Many years ago I set myself a target: Name any topic and I will tell you a joke on that topic. I was doing quite well, with a large repertoire of jokes and the ability to quickly adapt an old joke to fit a new target.
Then I thought, "Salt & pepper shakers." I was inspired by a short story, where the salt & pepper shakers were central to the plot. "I will do," I told myself, "A joke on salt & pepper shakers."
Years later and I have almost given up.
"A salt shaker & a pepper grinder walk into a bar..." No. (Hmmm... Has potential, though.)
"Why was the salt a shaker? Because the pepper... ummm. Oh."
The current election campaign is like salt & pepper shakers: Try as hard as you like, it is just not funny.
But I thought of it first!
I really would like to rant and rage about today's news. But it's all politics. And politics is just done to death. Still, there is one small point that I would like to make:Years ago I was a public service manager.
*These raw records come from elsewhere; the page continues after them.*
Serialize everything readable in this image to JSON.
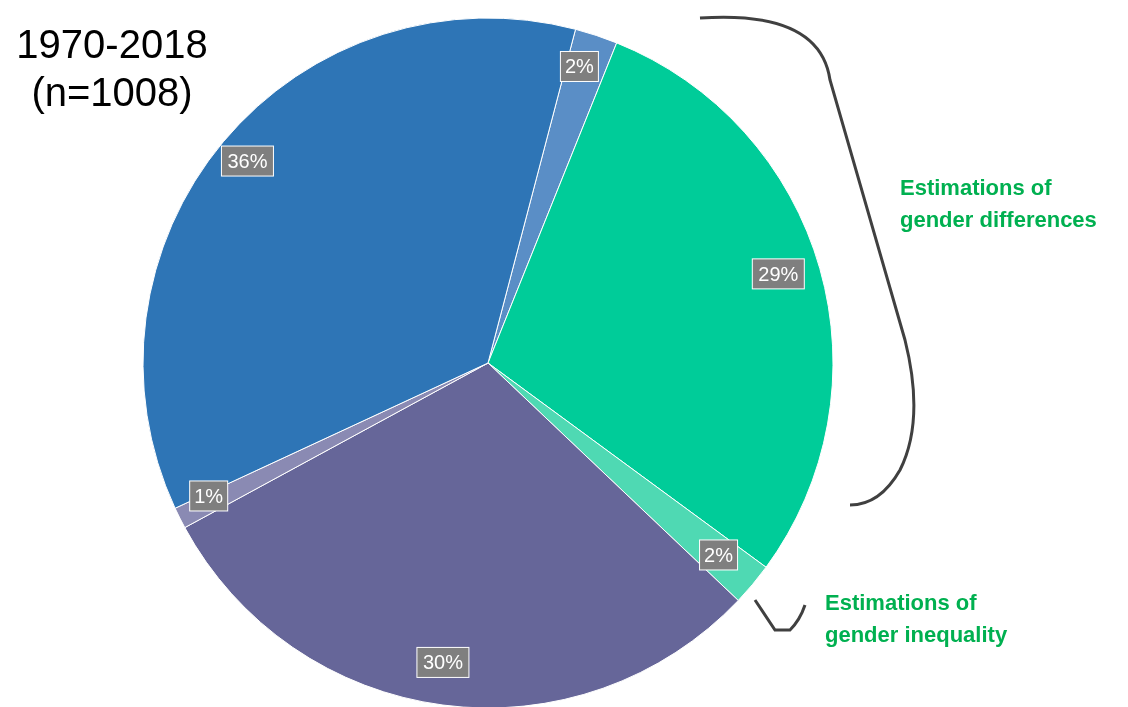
{
  "chart_data": {
    "type": "pie",
    "title": "1970-2018\n(n=1008)",
    "categories": [
      null,
      null,
      null,
      null,
      null,
      null
    ],
    "values": [
      2,
      29,
      2,
      30,
      1,
      36
    ],
    "value_labels": [
      "2%",
      "29%",
      "2%",
      "30%",
      "1%",
      "36%"
    ],
    "colors": [
      "#5a8ec6",
      "#00cc99",
      "#4fd9b3",
      "#666699",
      "#8a8ab3",
      "#2e75b6"
    ],
    "annotations": [
      "Estimations of gender differences",
      "Estimations of gender inequality"
    ]
  }
}
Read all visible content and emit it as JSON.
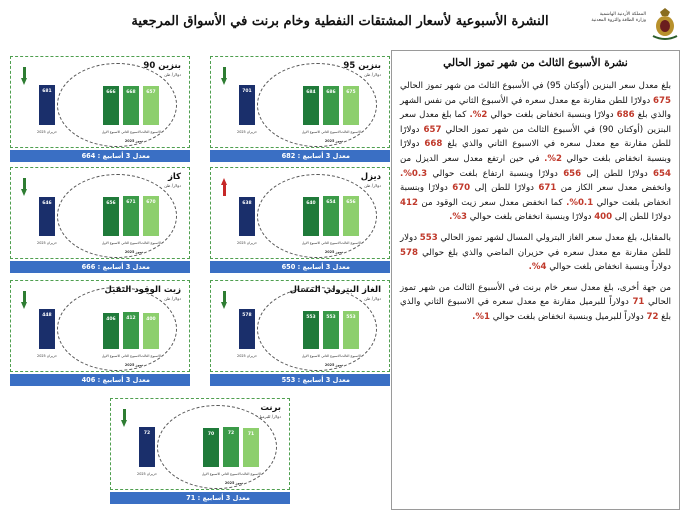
{
  "header": {
    "title": "النشرة الأسبوعية لأسعار المشتقات النفطية وخام برنت في الأسواق المرجعية",
    "logo_text": "المملكة الأردنية الهاشمية وزارة الطاقة والثروة المعدنية"
  },
  "article": {
    "title": "نشرة الأسبوع الثالث من شهر تموز الحالي",
    "paragraphs": [
      [
        {
          "t": "بلغ معدل سعر البنزين (أوكتان 95) في الأسبوع الثالث من شهر تموز الحالي "
        },
        {
          "t": "675",
          "hl": true
        },
        {
          "t": " دولارًا للطن مقارنة مع معدل سعره في الأسبوع الثاني من نفس الشهر والذي بلغ "
        },
        {
          "t": "686",
          "hl": true
        },
        {
          "t": " دولارًا وبنسبة انخفاض بلغت حوالي "
        },
        {
          "t": "2%.",
          "hl": true
        },
        {
          "t": " كما بلغ معدل سعر البنزين (أوكتان 90) في الأسبوع الثالث من شهر تموز الحالي "
        },
        {
          "t": "657",
          "hl": true
        },
        {
          "t": " دولارًا للطن مقارنة مع معدل سعره في الاسبوع الثاني والذي بلغ "
        },
        {
          "t": "668",
          "hl": true
        },
        {
          "t": " دولارًا وبنسبة انخفاض بلغت حوالي "
        },
        {
          "t": "2%.",
          "hl": true
        },
        {
          "t": " في حين ارتفع معدل سعر الديزل من "
        },
        {
          "t": "654",
          "hl": true
        },
        {
          "t": " دولارًا للطن إلى "
        },
        {
          "t": "656",
          "hl": true
        },
        {
          "t": " دولارًا وبنسبة ارتفاع بلغت حوالي "
        },
        {
          "t": "0.3%.",
          "hl": true
        },
        {
          "t": " وانخفض معدل سعر الكاز من "
        },
        {
          "t": "671",
          "hl": true
        },
        {
          "t": " دولارًا للطن إلى "
        },
        {
          "t": "670",
          "hl": true
        },
        {
          "t": " دولارًا وبنسبة انخفاض بلغت حوالي "
        },
        {
          "t": "0.1%.",
          "hl": true
        },
        {
          "t": " كما انخفض معدل سعر زيت الوقود من "
        },
        {
          "t": "412",
          "hl": true
        },
        {
          "t": " دولارًا للطن إلى "
        },
        {
          "t": "400",
          "hl": true
        },
        {
          "t": " دولارًا وبنسبة انخفاض بلغت حوالي "
        },
        {
          "t": "3%.",
          "hl": true
        }
      ],
      [
        {
          "t": "بالمقابل، بلغ معدل سعر الغاز البترولي المسال لشهر تموز الحالي "
        },
        {
          "t": "553",
          "hl": true
        },
        {
          "t": " دولار للطن مقارنة مع معدل سعره في حزيران الماضي والذي بلغ حوالي "
        },
        {
          "t": "578",
          "hl": true
        },
        {
          "t": " دولاراً وبنسبة انخفاض بلغت حوالي "
        },
        {
          "t": "4%.",
          "hl": true
        }
      ],
      [
        {
          "t": "من جهة أخرى، بلغ معدل سعر خام برنت في الأسبوع الثالث من شهر تموز الحالي "
        },
        {
          "t": "71",
          "hl": true
        },
        {
          "t": " دولاراً للبرميل مقارنة مع معدل سعره في الاسبوع الثاني والذي بلغ "
        },
        {
          "t": "72",
          "hl": true
        },
        {
          "t": " دولاراً للبرميل وبنسبة انخفاض بلغت حوالي "
        },
        {
          "t": "1%.",
          "hl": true
        }
      ]
    ]
  },
  "chart_labels": {
    "unit_ton": "دولار/ طن",
    "unit_barrel": "دولار/ للبرميل",
    "prev_label": "حزيران 2025",
    "week_labels": [
      "الاسبوع الاول",
      "الاسبوع الثاني",
      "الاسبوع الثالث"
    ],
    "month_label": "تموز 2025"
  },
  "chart_data": [
    {
      "type": "bar",
      "id": "octane95",
      "title": "بنزين 95",
      "unit": "دولار/ طن",
      "trend": "down",
      "categories": [
        "حزيران 2025",
        "الاسبوع الاول",
        "الاسبوع الثاني",
        "الاسبوع الثالث"
      ],
      "values": [
        701,
        684,
        686,
        675
      ],
      "average_label": "معدل 3 أسابيع : 682",
      "average": 682
    },
    {
      "type": "bar",
      "id": "octane90",
      "title": "بنزين 90",
      "unit": "دولار/ طن",
      "trend": "down",
      "categories": [
        "حزيران 2025",
        "الاسبوع الاول",
        "الاسبوع الثاني",
        "الاسبوع الثالث"
      ],
      "values": [
        681,
        666,
        668,
        657
      ],
      "average_label": "معدل 3 أسابيع : 664",
      "average": 664
    },
    {
      "type": "bar",
      "id": "diesel",
      "title": "ديزل",
      "unit": "دولار/ طن",
      "trend": "up",
      "categories": [
        "حزيران 2025",
        "الاسبوع الاول",
        "الاسبوع الثاني",
        "الاسبوع الثالث"
      ],
      "values": [
        638,
        640,
        654,
        656
      ],
      "average_label": "معدل 3 أسابيع : 650",
      "average": 650
    },
    {
      "type": "bar",
      "id": "kerosene",
      "title": "كاز",
      "unit": "دولار/ طن",
      "trend": "down",
      "categories": [
        "حزيران 2025",
        "الاسبوع الاول",
        "الاسبوع الثاني",
        "الاسبوع الثالث"
      ],
      "values": [
        646,
        656,
        671,
        670
      ],
      "average_label": "معدل 3 أسابيع : 666",
      "average": 666
    },
    {
      "type": "bar",
      "id": "lpg",
      "title": "الغاز البترولي المسال",
      "unit": "دولار/ طن",
      "trend": "down",
      "categories": [
        "حزيران 2025",
        "الاسبوع الاول",
        "الاسبوع الثاني",
        "الاسبوع الثالث"
      ],
      "values": [
        578,
        553,
        553,
        553
      ],
      "average_label": "معدل 3 أسابيع : 553",
      "average": 553
    },
    {
      "type": "bar",
      "id": "fueloil",
      "title": "زيت الوقود الثقيل",
      "unit": "دولار/ طن",
      "trend": "down",
      "categories": [
        "حزيران 2025",
        "الاسبوع الاول",
        "الاسبوع الثاني",
        "الاسبوع الثالث"
      ],
      "values": [
        448,
        406,
        412,
        400
      ],
      "average_label": "معدل 3 أسابيع : 406",
      "average": 406
    },
    {
      "type": "bar",
      "id": "brent",
      "title": "برنت",
      "unit": "دولار/ للبرميل",
      "trend": "down",
      "categories": [
        "حزيران 2025",
        "الاسبوع الاول",
        "الاسبوع الثاني",
        "الاسبوع الثالث"
      ],
      "values": [
        72,
        70,
        72,
        71
      ],
      "average_label": "معدل 3 أسابيع : 71",
      "average": 71
    }
  ],
  "colors": {
    "prev_bar": "#1a2f6b",
    "week1": "#1f7a3a",
    "week2": "#3a9a48",
    "week3": "#8dcf6d",
    "average_band": "#3a6fc4",
    "highlight": "#c0392b"
  }
}
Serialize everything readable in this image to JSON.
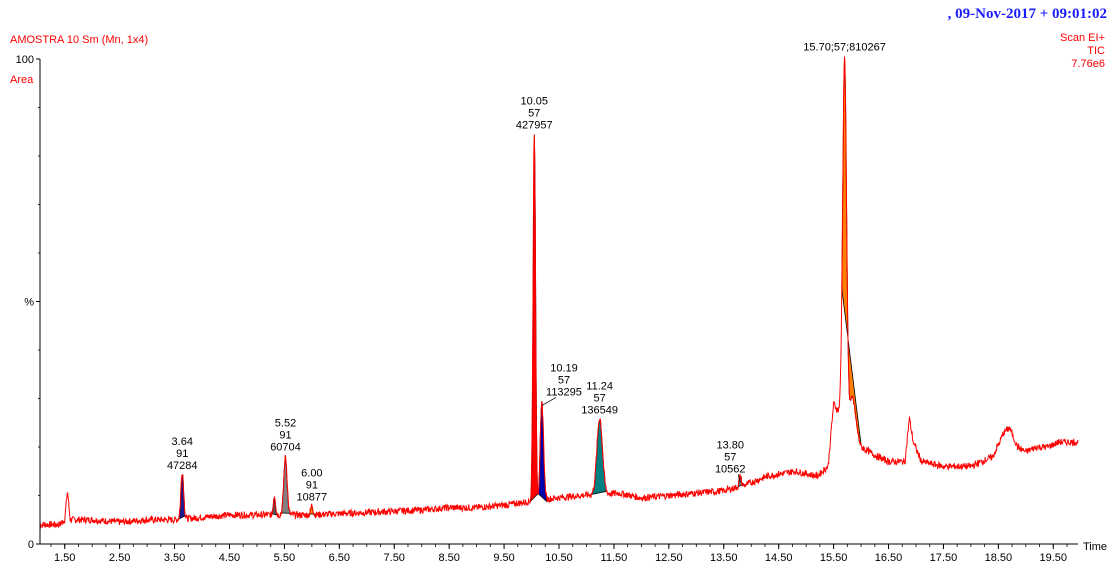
{
  "header": {
    "sample_title": "AMOSTRA 10 Sm (Mn, 1x4)",
    "y_mode": "Area",
    "date_stamp": ", 09-Nov-2017 + 09:01:02",
    "scan": "Scan EI+",
    "trace": "TIC",
    "max_intensity": "7.76e6"
  },
  "colors": {
    "trace": "#ff0000",
    "header_text": "#ff0000",
    "date_text": "#1a1aff",
    "axis": "#000000"
  },
  "chart_data": {
    "type": "line",
    "title": "AMOSTRA 10 Sm (Mn, 1x4)",
    "xlabel": "Time",
    "ylabel": "%",
    "xlim": [
      1.05,
      19.95
    ],
    "ylim": [
      0,
      100
    ],
    "x_ticks": [
      "1.50",
      "2.50",
      "3.50",
      "4.50",
      "5.50",
      "6.50",
      "7.50",
      "8.50",
      "9.50",
      "10.50",
      "11.50",
      "12.50",
      "13.50",
      "14.50",
      "15.50",
      "16.50",
      "17.50",
      "18.50",
      "19.50"
    ],
    "y_ticks": [
      "0",
      "%",
      "100"
    ],
    "baseline": [
      [
        1.05,
        4
      ],
      [
        1.4,
        4
      ],
      [
        1.5,
        5
      ],
      [
        1.55,
        11
      ],
      [
        1.6,
        5
      ],
      [
        2.0,
        5
      ],
      [
        2.5,
        4.5
      ],
      [
        3.0,
        5
      ],
      [
        3.5,
        5
      ],
      [
        4.5,
        6
      ],
      [
        5.2,
        6
      ],
      [
        6.0,
        6
      ],
      [
        7.0,
        6.5
      ],
      [
        8.0,
        7
      ],
      [
        8.5,
        7.5
      ],
      [
        9.0,
        7.5
      ],
      [
        9.5,
        8
      ],
      [
        9.8,
        8.5
      ],
      [
        10.45,
        9.5
      ],
      [
        10.9,
        10
      ],
      [
        11.6,
        10.5
      ],
      [
        12.0,
        9.5
      ],
      [
        12.5,
        10
      ],
      [
        13.0,
        10.5
      ],
      [
        13.5,
        11
      ],
      [
        13.85,
        12
      ],
      [
        14.3,
        14
      ],
      [
        14.8,
        15
      ],
      [
        15.2,
        14
      ],
      [
        15.4,
        16
      ],
      [
        15.5,
        29
      ],
      [
        15.6,
        27
      ],
      [
        15.85,
        25
      ],
      [
        16.0,
        20
      ],
      [
        16.3,
        18
      ],
      [
        16.5,
        17
      ],
      [
        16.8,
        17
      ],
      [
        16.88,
        26
      ],
      [
        16.95,
        21
      ],
      [
        17.1,
        17
      ],
      [
        17.5,
        16
      ],
      [
        18.0,
        16
      ],
      [
        18.4,
        18
      ],
      [
        18.6,
        23
      ],
      [
        18.7,
        24
      ],
      [
        18.85,
        20
      ],
      [
        19.0,
        19
      ],
      [
        19.2,
        20
      ],
      [
        19.4,
        20
      ],
      [
        19.6,
        21
      ],
      [
        19.8,
        21
      ],
      [
        19.95,
        21
      ]
    ],
    "peaks": [
      {
        "rt": 1.55,
        "height": 11,
        "width": 0.04,
        "labeled": false
      },
      {
        "rt": 3.64,
        "height": 15,
        "width": 0.025,
        "labeled": true,
        "label": [
          "3.64",
          "91",
          "47284"
        ],
        "fill": "#1a1a8c",
        "start": 3.58,
        "end": 3.72
      },
      {
        "rt": 5.32,
        "height": 10,
        "width": 0.02,
        "labeled": false,
        "fill": "#555555",
        "start": 5.27,
        "end": 5.37
      },
      {
        "rt": 5.52,
        "height": 18,
        "width": 0.03,
        "labeled": true,
        "label": [
          "5.52",
          "91",
          "60704"
        ],
        "fill": "#808080",
        "start": 5.44,
        "end": 5.62
      },
      {
        "rt": 6.0,
        "height": 8,
        "width": 0.02,
        "labeled": true,
        "label": [
          "6.00",
          "91",
          "10877"
        ],
        "fill": "#ff7f00",
        "start": 5.94,
        "end": 6.06
      },
      {
        "rt": 10.05,
        "height": 85,
        "width": 0.022,
        "labeled": true,
        "label": [
          "10.05",
          "57",
          "427957"
        ],
        "fill": "#ff0000",
        "start": 9.98,
        "end": 10.12
      },
      {
        "rt": 10.19,
        "height": 29,
        "width": 0.03,
        "labeled": true,
        "label": [
          "10.19",
          "57",
          "113295"
        ],
        "fill": "#0000aa",
        "start": 10.12,
        "end": 10.28
      },
      {
        "rt": 11.24,
        "height": 26,
        "width": 0.05,
        "labeled": true,
        "label": [
          "11.24",
          "57",
          "136549"
        ],
        "fill": "#008080",
        "start": 11.1,
        "end": 11.36
      },
      {
        "rt": 13.8,
        "height": 14,
        "width": 0.02,
        "labeled": true,
        "label": [
          "13.80",
          "57",
          "10562"
        ],
        "fill": "#808080",
        "start": 13.74,
        "end": 13.86
      },
      {
        "rt": 15.7,
        "height": 100,
        "width": 0.035,
        "labeled": true,
        "label": [
          "15.70;57;810267"
        ],
        "fill": "#ff7f00",
        "start": 15.65,
        "end": 16.0
      },
      {
        "rt": 15.85,
        "height": 30,
        "width": 0.05,
        "labeled": false
      }
    ]
  }
}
Before that, I had been in private enterprise. I found that public servants were every bit as good at their jobs as private employees. There were, however, differences.
In the public service -- as a manager -- I had to avoid thinking aloud. "I wonder," I said, "If we could do this task this different way..." I expected some discussion. There was none.
A week later, I found that the task was being done this different way. "But you said to do it this different way," I was told. I was a manager, my every word was an absolute command.
Not that that has anything to do with this article...
As a manager, I had to attend many, many committee meetings.
"Why not," I thought, carefully, to myself, "Why not send a level 1 clerk to attend these meetings?" Very few decisions were ever made. The meetings were to document, via minutes, that discussions had been held. Occasionally, ready-made decisions were brought to the meetings in order to be officially documented.
I could save myself a lot of time, I thought, if I sent a level one clerk to these meetings. If anything interesting really happened, the level 1 clerk would simply say, I have to check with my boss, and avoid making a commitment. Why not?
Now I see that prime ministers have stolen my idea.
Now-ex-PM Rudd sent underlings to security meetings. Now-PM-then-deputy-PM Gillard sent underlings "to attend highly sensitive security meetings on her behalf" (PM hit by new leak allegation, The West, 31 Jul 10).
So what?!
"Highly sensitive"?! If it were really highly sensitive -- why would you invite a politician? Politicians, apparently, leak like sieves.
"Meetings"?! Are they meetings -- where decisions are to be made? Or are they simply briefings, where a disinterested and uninformed PM is told of decisions that have already been made. Read the minutes!
So the PM and the ex-PM stole my idea. Good luck to them.
And I think I'd trust "a former bodyguard and junior staff member" more than any PM.
Lie detector online
I recently heard that a website provides an online lie detector. It may have even called it a "political bullshit detector". Sorry for the vague reference... I was not really listening.But I can tell you how it works:
A political lie detector is simple. Get a motion detector. Point it at a politician's lips. If the motion detector detects motion -- light up the big lights: "Political lie detected."
Politics, eh.
Sorry to have bored you for so long.